For Myfashdiary readers that are aspiring PRs, what tips would you give them? I would say gain some very strong PR internships, decide which sector you would like to work in, look at brands you love and find out who is the PR and try to get experience working within that agency. Once you have found the internship don’t waste a day of it. Make sure your Account Managers and the MD is aware of your presence for all the right reasons, offer to help in every way you can, carry out each task to its fullest, at a fast pace and report back so your manager sees your completion of each task. Offer up ideas and suggestions, ask to be shown press releases and perhaps talked through a campaign that has really taken your interest. You are there to learn, not to be cheap labour. At B Public Relations we really do our best to ensure our interns are nurtured and learn. Over the past 8 years we have hired 8 of our interns into full time Press Assistant positions.


How important is PR for a brand? PR is an essential part of the marketing mix. It helps to create a brand identity and build brand awareness, ultimately driving sales for the brand.


What advice would you give journalists about working with PRs? Firstly I would say, I don’t blame you for getting annoyed with any PR’s who phone you saying “what are you working on?” it must drive you crazy! It’s the number 1 No!
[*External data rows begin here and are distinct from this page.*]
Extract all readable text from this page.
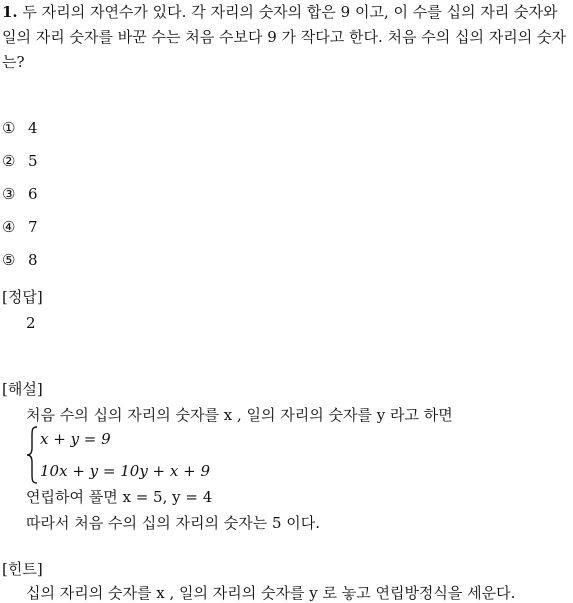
1. 두 자리의 자연수가 있다. 각 자리의 숫자의 합은 9 이고, 이 수를 십의 자리 숫자와 일의 자리 숫자를 바꾼 수는 처음 수보다 9 가 작다고 한다. 처음 수의 십의 자리의 숫자는?
① 4
② 5
③ 6
④ 7
⑤ 8
[정답]
2
[해설]
처음 수의 십의 자리의 숫자를 x , 일의 자리의 숫자를 y 라고 하면
x + y = 9
10x + y = 10y + x + 9
연립하여 풀면 x = 5, y = 4
따라서 처음 수의 십의 자리의 숫자는 5 이다.
[힌트]
십의 자리의 숫자를 x , 일의 자리의 숫자를 y 로 놓고 연립방정식을 세운다.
No! in PR. Our team contact press with relevant information, they forge genuine relationships and friendships and go to the right journalists, stylists or bloggers with the right content. It’s always really interesting to hear feedback from press and bloggers about what really works for them, anything they have particularly enjoyed and generally how we can make their lives easier by providing them with the right information as quickly as possible.